Last reviewed: 3/23/2024 11:28:35 AM
<prosody>
The prosody element enables the control of the pitch, speaking rate and volume of the speech output.
<?xml version="1.0"?>
<speak version="1.0" xmlns="http://www.w3.org/2001/10/synthesis"
xmlns:xsi="http://www.w3.org/2001/XMLSchema-instance"

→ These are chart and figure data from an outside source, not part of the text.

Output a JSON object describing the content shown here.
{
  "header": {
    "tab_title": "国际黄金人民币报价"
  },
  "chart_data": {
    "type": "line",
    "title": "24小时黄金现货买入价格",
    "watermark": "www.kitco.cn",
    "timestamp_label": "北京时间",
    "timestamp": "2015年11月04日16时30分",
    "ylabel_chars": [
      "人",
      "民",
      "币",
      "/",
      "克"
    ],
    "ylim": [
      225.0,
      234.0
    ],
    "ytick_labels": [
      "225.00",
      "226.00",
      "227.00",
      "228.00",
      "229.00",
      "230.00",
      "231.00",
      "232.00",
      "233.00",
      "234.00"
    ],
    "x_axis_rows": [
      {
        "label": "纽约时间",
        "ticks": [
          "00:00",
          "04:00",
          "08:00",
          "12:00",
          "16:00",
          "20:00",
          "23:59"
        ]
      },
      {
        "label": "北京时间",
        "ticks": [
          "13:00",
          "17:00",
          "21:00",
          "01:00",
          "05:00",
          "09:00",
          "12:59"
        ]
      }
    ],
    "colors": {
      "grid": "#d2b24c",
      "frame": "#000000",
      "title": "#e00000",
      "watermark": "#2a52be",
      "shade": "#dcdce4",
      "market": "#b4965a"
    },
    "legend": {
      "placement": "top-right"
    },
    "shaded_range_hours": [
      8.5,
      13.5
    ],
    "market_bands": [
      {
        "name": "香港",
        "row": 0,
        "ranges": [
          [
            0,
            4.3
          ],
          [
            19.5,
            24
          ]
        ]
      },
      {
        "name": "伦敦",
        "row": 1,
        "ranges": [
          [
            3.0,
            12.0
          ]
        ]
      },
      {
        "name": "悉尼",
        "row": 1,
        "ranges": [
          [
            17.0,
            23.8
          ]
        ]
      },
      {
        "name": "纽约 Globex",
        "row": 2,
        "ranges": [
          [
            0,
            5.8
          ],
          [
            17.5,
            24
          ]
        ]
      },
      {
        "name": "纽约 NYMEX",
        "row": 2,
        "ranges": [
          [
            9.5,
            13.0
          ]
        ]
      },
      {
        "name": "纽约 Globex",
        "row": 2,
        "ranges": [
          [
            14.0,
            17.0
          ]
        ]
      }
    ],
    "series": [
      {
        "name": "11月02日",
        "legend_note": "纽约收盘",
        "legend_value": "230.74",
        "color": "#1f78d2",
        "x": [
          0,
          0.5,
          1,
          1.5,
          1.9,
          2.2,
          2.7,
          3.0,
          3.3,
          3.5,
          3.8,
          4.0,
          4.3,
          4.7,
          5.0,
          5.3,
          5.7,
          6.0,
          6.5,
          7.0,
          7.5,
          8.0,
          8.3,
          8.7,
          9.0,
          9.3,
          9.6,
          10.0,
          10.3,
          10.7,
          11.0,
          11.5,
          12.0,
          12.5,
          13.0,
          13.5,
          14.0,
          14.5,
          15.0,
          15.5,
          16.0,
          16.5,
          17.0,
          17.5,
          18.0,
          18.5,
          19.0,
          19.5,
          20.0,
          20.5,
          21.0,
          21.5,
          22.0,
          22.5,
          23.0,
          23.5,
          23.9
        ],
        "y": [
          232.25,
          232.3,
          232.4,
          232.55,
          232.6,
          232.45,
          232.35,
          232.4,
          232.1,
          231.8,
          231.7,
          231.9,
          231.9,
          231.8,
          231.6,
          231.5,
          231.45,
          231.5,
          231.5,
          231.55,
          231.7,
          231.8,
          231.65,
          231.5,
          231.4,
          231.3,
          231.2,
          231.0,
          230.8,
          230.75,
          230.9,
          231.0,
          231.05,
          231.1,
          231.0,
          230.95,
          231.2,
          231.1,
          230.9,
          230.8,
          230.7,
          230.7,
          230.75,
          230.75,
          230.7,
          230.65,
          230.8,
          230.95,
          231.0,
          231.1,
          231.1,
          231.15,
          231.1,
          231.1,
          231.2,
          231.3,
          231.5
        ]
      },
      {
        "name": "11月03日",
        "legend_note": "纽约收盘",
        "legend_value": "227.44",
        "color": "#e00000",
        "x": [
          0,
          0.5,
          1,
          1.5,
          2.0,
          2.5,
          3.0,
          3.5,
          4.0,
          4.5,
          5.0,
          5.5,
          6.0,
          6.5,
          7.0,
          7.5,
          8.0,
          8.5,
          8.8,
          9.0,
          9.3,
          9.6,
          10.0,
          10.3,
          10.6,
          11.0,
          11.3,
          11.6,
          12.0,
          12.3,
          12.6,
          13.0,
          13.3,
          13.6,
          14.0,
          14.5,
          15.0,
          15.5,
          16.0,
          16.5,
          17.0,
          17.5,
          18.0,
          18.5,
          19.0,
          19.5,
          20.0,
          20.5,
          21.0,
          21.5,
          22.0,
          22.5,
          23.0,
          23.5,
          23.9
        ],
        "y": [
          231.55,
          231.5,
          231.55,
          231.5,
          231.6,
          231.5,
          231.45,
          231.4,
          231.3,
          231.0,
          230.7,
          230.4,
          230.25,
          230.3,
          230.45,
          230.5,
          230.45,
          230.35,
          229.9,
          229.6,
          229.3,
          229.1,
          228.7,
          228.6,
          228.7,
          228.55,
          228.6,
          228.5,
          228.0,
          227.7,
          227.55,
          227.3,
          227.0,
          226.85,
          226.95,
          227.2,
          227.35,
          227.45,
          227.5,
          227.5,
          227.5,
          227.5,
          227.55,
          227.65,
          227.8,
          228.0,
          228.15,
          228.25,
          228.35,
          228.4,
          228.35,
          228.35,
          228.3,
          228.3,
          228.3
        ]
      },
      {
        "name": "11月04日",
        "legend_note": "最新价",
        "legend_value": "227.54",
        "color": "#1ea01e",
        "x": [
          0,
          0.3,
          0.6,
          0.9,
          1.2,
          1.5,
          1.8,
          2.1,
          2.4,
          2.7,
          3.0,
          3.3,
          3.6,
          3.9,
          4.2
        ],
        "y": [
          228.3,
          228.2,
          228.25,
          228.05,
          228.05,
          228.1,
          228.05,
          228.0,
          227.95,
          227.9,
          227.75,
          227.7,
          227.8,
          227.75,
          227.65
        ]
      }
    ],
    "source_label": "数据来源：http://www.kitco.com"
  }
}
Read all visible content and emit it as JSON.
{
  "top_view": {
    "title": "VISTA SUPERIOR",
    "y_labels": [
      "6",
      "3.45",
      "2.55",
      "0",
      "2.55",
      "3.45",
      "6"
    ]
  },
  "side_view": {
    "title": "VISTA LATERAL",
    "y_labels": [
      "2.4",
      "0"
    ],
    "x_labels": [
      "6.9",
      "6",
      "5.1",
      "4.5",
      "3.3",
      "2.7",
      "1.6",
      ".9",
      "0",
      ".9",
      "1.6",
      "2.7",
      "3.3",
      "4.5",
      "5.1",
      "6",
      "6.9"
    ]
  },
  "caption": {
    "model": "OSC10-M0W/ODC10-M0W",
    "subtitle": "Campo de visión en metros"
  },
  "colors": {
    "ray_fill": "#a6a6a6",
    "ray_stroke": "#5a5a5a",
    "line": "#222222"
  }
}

xsi:schemaLocation="http://www.w3.org/2001/10/synthesis
http://www.w3.org/TR/speech-synthesis/synthesis.xsd"
xml:lang="en-US">
The price of XYZ is <prosody rate="-10%">$45</prosody>
<prosody contour="(0%,+20Hz) (10%,+30%) (40%,+10Hz)">Good morning</prosody>
</speak>
Attributes
contour
Sets the actual pitch contour for the contained text. The pitch contour is defined as a set of white space-separated targets at specified time positions in the speech output. The algorithm for interpolating between the targets is synthesizer-specific.
duration
Specifies a value in seconds or milliseconds for the desired time to take to read the element contents. Follows the time value format from the Cascading Style Sheet Level 2 Recommendation [CSS2] (e.g. "250ms", "3s").
pitch
Specifies the baseline pitch for the contained text. Valid values include a number followed by "Hz", a relative change or "x-low", "low", "medium", "high", "x-high", or "default".
range
Specifies the pitch range (variability) for the contained text. Valid values include a number followed by "Hz", a relative change or "x-low", "low", "medium", "high", "x-high", or "default".
rate
Specifies a change in the speaking rate for the contained text. Valid values include a relative change or "x-slow", "slow", "medium", "fast", "x-fast", or "default".
volume
Specifies the volume for the contained text in the range 0.0 to 100.0. Higher values are louder and specifying a value of zero is equivalent to specifying "silent". Valid values include a number, a relative change, or "silent", "x-soft", "soft", "medium", "loud", "x-loud", or "default".
Children
<audio>, <break>, <emphasis>, <mark>, <phoneme>, <prosody>, <say-as>, <sub>, <s>, and <voice>.
Parents
<audio>, <emphasis>, <p>, <prosody>, <s>, <speak>, and <voice>.
Source: Speech Synthesis Markup Language (SSML) Version 1.0